La catastrophe qui marqua le couronnement de l’Empereur Nicolas fut considérée dans le public comme de très mauvais augure pour l’avenir de son règne et pour sa propre destinée ; on y vit naturellement le présage d’événements semblables à ceux auxquels succomba Louis XVI. Il y avait eu, d’ailleurs, peu de jours auparavant, un incident qui resta à peu près ignoré, mais qui, s’il s’était ébruité, aurait encore renforcé cette impression.

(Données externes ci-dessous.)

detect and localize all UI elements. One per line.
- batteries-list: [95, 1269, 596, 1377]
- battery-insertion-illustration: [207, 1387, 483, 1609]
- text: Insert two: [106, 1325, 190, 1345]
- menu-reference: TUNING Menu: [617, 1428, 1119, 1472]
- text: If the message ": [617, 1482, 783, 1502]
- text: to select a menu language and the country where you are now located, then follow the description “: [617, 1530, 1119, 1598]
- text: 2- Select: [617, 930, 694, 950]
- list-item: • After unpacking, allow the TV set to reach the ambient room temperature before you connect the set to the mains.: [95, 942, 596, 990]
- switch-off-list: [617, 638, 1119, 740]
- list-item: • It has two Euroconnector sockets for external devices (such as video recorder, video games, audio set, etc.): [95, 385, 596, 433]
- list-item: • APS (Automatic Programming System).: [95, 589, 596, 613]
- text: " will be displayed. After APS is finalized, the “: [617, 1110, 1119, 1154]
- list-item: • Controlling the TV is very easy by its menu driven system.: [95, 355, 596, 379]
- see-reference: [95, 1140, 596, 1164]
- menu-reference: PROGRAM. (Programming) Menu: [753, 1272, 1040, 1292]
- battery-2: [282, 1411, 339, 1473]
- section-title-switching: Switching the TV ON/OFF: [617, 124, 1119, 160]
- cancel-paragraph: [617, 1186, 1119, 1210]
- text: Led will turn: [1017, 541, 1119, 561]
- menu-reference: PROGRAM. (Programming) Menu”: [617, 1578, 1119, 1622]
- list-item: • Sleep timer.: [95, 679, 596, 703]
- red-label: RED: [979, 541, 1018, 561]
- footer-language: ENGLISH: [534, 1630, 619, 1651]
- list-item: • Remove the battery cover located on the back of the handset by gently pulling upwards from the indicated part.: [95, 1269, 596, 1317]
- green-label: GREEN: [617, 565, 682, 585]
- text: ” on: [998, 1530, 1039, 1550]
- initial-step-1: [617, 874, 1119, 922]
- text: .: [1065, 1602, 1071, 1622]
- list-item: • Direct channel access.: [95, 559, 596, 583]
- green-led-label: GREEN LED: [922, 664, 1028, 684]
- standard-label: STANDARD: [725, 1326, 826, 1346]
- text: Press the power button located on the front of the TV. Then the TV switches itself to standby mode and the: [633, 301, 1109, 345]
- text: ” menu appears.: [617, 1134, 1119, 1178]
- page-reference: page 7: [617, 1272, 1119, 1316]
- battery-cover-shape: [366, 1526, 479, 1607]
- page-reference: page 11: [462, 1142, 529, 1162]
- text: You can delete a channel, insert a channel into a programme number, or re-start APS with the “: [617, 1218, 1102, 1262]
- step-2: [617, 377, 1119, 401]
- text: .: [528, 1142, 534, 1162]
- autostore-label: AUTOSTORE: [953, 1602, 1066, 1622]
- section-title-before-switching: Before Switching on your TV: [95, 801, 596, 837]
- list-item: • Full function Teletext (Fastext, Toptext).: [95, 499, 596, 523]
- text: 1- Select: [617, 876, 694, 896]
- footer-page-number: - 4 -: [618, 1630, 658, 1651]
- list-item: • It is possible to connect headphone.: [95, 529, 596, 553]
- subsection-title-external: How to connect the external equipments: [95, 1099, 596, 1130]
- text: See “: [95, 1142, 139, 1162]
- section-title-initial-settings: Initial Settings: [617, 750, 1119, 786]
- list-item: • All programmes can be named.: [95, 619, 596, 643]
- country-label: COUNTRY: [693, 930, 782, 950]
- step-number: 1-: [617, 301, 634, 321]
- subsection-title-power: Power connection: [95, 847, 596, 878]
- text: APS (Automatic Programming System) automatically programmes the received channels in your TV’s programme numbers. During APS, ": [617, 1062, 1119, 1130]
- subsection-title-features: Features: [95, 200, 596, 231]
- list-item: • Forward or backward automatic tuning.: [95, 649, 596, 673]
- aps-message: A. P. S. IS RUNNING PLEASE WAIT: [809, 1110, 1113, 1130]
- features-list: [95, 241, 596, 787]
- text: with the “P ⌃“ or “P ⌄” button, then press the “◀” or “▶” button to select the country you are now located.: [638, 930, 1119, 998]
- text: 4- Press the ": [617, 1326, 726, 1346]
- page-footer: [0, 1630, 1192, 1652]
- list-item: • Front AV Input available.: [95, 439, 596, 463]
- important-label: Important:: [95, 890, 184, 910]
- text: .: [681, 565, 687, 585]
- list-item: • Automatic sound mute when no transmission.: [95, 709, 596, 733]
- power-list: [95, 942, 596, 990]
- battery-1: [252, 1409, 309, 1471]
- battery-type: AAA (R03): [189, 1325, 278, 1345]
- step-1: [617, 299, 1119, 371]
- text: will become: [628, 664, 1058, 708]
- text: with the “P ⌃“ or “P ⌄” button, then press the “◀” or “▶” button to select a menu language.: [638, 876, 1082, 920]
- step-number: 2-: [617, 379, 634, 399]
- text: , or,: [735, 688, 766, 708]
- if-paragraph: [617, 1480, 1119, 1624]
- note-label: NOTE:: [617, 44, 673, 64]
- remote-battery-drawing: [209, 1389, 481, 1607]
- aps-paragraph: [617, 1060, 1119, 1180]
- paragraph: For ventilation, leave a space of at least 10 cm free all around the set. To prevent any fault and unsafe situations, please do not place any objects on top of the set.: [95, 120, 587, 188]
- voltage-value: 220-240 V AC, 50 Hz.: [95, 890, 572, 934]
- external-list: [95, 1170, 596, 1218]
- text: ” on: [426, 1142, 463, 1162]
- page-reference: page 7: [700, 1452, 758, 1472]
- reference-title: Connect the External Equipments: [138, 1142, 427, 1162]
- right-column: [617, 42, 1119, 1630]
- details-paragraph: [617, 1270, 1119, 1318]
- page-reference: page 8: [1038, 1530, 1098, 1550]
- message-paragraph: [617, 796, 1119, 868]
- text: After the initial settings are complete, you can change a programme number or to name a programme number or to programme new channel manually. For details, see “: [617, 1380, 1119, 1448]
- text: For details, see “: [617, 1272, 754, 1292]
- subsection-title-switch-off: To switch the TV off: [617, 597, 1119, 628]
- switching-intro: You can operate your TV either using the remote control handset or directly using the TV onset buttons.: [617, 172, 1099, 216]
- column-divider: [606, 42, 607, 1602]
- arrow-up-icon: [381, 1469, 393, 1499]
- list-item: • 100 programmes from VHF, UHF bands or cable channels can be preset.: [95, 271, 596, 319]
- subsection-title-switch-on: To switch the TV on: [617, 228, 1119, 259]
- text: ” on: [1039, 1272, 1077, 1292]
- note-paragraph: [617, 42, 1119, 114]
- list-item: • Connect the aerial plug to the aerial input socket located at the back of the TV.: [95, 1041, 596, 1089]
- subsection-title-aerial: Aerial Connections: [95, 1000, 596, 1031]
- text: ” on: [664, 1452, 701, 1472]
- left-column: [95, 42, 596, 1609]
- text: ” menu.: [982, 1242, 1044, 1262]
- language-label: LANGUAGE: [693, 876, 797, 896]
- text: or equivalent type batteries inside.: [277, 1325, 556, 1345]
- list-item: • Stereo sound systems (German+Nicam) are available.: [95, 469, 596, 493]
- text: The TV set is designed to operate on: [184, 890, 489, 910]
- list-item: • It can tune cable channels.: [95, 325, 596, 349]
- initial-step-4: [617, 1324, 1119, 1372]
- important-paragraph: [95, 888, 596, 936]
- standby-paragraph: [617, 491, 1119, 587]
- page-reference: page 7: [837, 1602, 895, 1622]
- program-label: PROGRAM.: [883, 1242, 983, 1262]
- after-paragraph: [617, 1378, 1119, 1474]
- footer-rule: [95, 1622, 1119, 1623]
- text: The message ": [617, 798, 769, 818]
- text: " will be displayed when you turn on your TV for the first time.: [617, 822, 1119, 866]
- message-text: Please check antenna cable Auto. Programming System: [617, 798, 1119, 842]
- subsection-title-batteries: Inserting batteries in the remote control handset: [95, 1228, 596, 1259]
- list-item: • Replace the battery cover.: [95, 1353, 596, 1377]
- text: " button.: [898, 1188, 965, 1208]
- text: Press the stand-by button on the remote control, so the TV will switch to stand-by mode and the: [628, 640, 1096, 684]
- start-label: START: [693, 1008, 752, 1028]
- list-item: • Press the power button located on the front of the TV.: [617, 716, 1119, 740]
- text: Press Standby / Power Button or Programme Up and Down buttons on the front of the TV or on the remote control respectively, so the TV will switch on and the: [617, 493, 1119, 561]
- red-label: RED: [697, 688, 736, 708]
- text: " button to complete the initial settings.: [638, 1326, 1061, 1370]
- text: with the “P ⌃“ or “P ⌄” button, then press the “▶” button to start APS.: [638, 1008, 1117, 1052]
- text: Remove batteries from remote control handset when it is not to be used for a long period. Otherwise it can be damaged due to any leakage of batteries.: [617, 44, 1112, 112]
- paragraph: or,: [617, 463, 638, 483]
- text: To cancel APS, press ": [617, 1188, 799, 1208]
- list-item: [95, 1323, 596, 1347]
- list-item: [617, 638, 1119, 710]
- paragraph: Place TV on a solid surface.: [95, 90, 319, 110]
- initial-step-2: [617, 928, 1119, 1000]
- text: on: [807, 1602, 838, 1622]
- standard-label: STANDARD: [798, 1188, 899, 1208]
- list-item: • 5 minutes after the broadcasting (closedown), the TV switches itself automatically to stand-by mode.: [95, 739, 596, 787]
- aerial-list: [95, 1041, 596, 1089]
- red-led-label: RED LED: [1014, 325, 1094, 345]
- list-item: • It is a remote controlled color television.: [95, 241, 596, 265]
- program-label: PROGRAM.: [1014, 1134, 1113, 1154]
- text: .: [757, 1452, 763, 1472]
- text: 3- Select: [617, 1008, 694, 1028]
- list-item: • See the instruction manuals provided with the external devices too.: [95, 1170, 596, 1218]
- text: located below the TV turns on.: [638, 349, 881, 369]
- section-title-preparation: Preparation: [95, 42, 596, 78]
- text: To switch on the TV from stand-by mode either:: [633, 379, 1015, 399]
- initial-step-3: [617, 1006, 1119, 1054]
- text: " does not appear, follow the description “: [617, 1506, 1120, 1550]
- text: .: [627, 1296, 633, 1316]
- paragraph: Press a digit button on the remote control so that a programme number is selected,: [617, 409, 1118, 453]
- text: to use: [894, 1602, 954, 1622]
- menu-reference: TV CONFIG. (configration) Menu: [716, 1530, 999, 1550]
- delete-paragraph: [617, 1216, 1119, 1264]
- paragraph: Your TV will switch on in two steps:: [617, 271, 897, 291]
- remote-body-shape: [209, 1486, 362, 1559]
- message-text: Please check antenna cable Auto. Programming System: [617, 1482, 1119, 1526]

Je fus personnellement témoin de cet incident, et voici dans quelles circonstances. En ma qualité de chambellan de la cour, l’Empereur m’avait désigné pour l’assister pendant son sacre ; ma fonction consistait à soutenir, en compagnie de cinq autres chambellans, le manteau impérial en drap d’or doublé d’hermine, long de quatre ou cinq mètres, que l’Empereur revêtait rituellement, après avoir reçu des mains du Métropolite de Moscou le spectre et le globe, et avant de ceindre la couronne impériale. Au moment le plus solennel de la cérémonie, tandis que Nicolas, suivi de ses assistants, couronne en tête et manteau impérial aux épaules, s’avançait à travers la nef de la cathédrale vers le grand autel, pour recevoir l’onction qui le sacrait Empereur, un chaînon en brillants du collier de l’Ordre de Saint-André passé par dessus le manteau se détacha et tomba à ses pieds ; l’un des chambellans qui soutenaient le manteau le ramassa et le remit au Ministre de la cour, comte Worontzoff, qui se trouvait tout près et qui le mit dans sa poche ; le tout se passa très rapidement et ne fut aperçu que des personnes qui entouraient l’Empereur. J’étais de ce nombre et ne perdis rien de cet incident dont je suis peut-être actuellement le seul témoin survivant. Après la cérémonie, tous ceux qui l’avaient remarqué durent promettre de n’en parler à personne et, chose curieuse, il resta complètement ignoré du public ; moi-même, je le révèle ici pour la première fois.